During a Power Outage

  • Report the outage to your energy provider using their emergency number. Do not call 911 or 311 to report a outage.
  • Listen to your battery-powered or hand-crank radio for information relating to the outage or the hazard event.
  • Turn on your battery-powered NOAA All-Hazards Radio to stay informed of any impending hazards.
  • Keep the refrigerator and freezer doors closed as much as possible to maintain the cold temperature.  The refrigerator will keep food safely cold for about 4 hours if it is unopened.  A full freezer will hold the temperature for approximately 48 hours (24 hours if it is half full) if the door remains closed.
  • If you choose to prepare your food with a camping stove or a gas or charcoal grill, only use it outside and be cautious of fire and gas hazards.
  • If you choose to use a generator for power, DO NOT run it in the house or garage.  Only operate it outdoors in an open area, away from windows, and away from any of your home’s ventilation sources.  Exhaust produced by the generator is deadly.
  • Make sure the main circuit breaker in the electric service panel box is in the OFF position, or in older electric service panel boxes, that the main fuse block is removed.  This is necessary to prevent the generator’s electricity from running back into the power lines and potentially endangering the lives of service technicians trying to restore power to your area.
  • Be cautious of any cords you plug into the generator for power.  Cords must be properly sized to prevent overheating or damage to your appliances.
  • Carefully follow all instructions in your user manual when operating the generator.
  • If you lose power during the summer, follow the tips on our Extreme Heat hazard page.
  • If you lose power during the winter, follow the tips our Severe Winter / Ice Storms page.
  • Stay away from downed power lines.  Call your energy provider’s emergency number to report the downed lines, or call 911.
  • Do not touch an object that is in contact with power lines, including tree limbs.  Remember tree limbs can conduct electricity.
  • If you are involved in a vehicle accident and a power line falls across your vehicle, stay inside until help arrives.  Your tires provide important insulation from the ground.
  • Understand that – depending on the severity and widespread area of the outage – it may take several hours to a few days to restore your power.  Be prepared for such events and know that utility crews are working on the issue.
After the Power is Restored

  • Determine if your food is safe for use.
  • If an appliance thermometer was kept in the freezer, check the temperature when the power comes back on.
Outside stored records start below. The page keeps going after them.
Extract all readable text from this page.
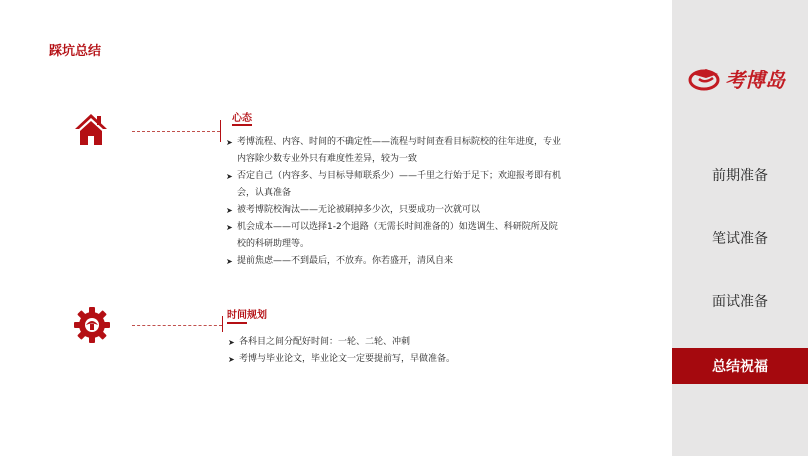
踩坑总结
心态
➤ 考博流程、内容、时间的不确定性——流程与时间查看目标院校的往年进度，专业内容除少数专业外只有难度性差异，较为一致
➤ 否定自己（内容多、与目标导师联系少）——千里之行始于足下；欢迎报考即有机会，认真准备
➤ 被考博院校淘汰——无论被刷掉多少次，只要成功一次就可以
➤ 机会成本——可以选择1-2个退路（无需长时间准备的）如选调生、科研院所及院校的科研助理等。
➤ 提前焦虑——不到最后，不放弃。你若盛开，清风自来
时间规划
➤ 各科目之间分配好时间：一轮、二轮、冲刺
➤ 考博与毕业论文，毕业论文一定要提前写，早做准备。
考博岛
前期准备
笔试准备
面试准备
总结祝福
If the freezer thermometer reads 40°F or below, the food is safe and may be refrozen.
  • If a thermometer has not been kept in the freezer, check each package of food to determine its safety. You cannot rely on appearance or odor. If the food still contains ice crystals or is 40 °F or below, it is safe to refreeze or cook.
  • Refrigerated food should be safe as long as the power was out for no more than 4 hours and the refrigerator door was kept shut. Discard any perishable food (such as meat, poultry, fish, eggs or leftovers) that has been above 40°F for two hours or more.

Mitigate the Hazard

Trees are one of the primary causes of electric outages.  When branches grow into power lines, they can easily break or pull down lines during a high wind event or ice storm.  Keep trees away from power lines:

  • Practice smart planting and landscaping.  Do not plant tall trees beneath power lines.
  • Keep trees pruned away from power lines.
  • If trees are growing too close to power lines (within 10 feet), do not try to prune them yourself.  Contact your electric provider to schedule an inspection.